Aging sucks. Not the part where I get progressively comfortable with who I really am and stop caring about those who don’t like it. That part is fantastic. It’s the looking in the mirror part of aging that I don’t love so much. I’m 41, and let me just say that I totally appreciate how my sweet husband tells me on a regular basis that I am beautiful, especially, he notes, when compared to the average lady in my peer group. Or the time a friend of mine told me that I look fabulous and am in great shape, and that anyone who saw me from behind would think I was in my twenties. Um, thanks? I couldn’t get over feeling like I’d just been told that I was a tall midget.
I came across this website yesterday called formerlyhot.com, and I had to laugh. (Mind you, I was never “hot”, but I had my fair share of attention in my younger days.) Clearly, I’m not the only one struggling with the fading flower that was my youth. A lot of women like me have reached this place referred to by Formerly Hot’s blogger, Stephanie Dolgoff, as the “adult tween years” – that time when you are within shouting distance of your best physical years, though there’s no fooling yourself that you’re still in them, but you haven’t yet reached old age.

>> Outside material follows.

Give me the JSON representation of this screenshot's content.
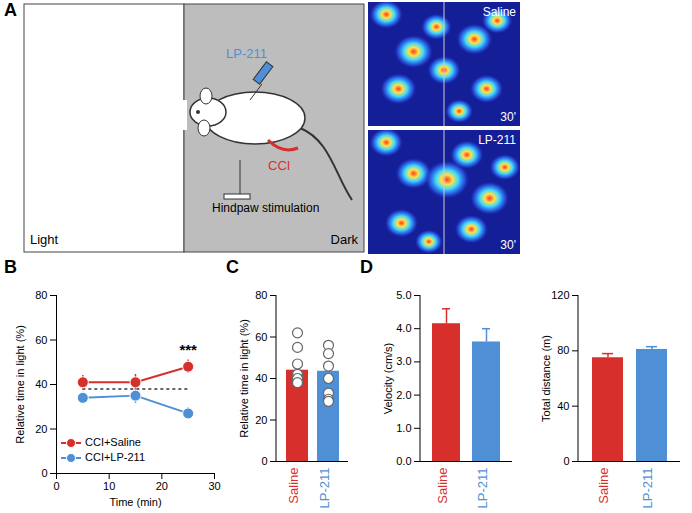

Now that I have come to terms with the fact that I fall squarely into this category, clothes shopping has become an annoying foray into a fashion no man’s land. I end up walking the razor-thin line between buying stuff that is age appropriate and cute but not matronly, versus succumbing to the siren’s song of some (usually young, hot) salesperson in one of the fun stores convincing me that I look great in styles geared toward enhanced, super-skinny young ladies. Few things are as painful as seeing an “adult tween” woman prancing around in an outfit that would be appropriate for her if she were 10 years younger.
It’s not that I’m uptight, it’s just that I’ve decided to shoot for aging gracefully. Aside from not buying age-inappropriate clothing, this includes resisting surgical interventions. Plastic surgery is a foot jammed in the doorway of youth, and on the other side of the door is something BIG and determined to close it. Even with the best work, no one is fooled, and unfortunately, the best work seems to be the exception rather than the rule. What I hate most about the proliferation of all this plastic surgery is the implicit message that women aren’t allowed to age, or our value diminishes when we do. So, yeah, I’m trying to get used to my crow’s feet (I prefer to call them laugh lines), my small, somewhat-saggy breasts (common to women who’ve birthed children), and my fairly fit body, which could always be better but is a decent representation of a 40-something who works out regularly. Some days I feel pretty Zen about aging, and some days it’s more like a slog up a 15% incline in the freezing rain with only the promise of a thin blanket to warm me when I reach the top.
As my favorite podcast host, Dan Savage of the Savage Lovecast, says (I’m paraphrasing here), “enjoy being objectified while you can because there will come a day when you no longer will be, and you’ll miss it.” I’m not going to lie, I miss it.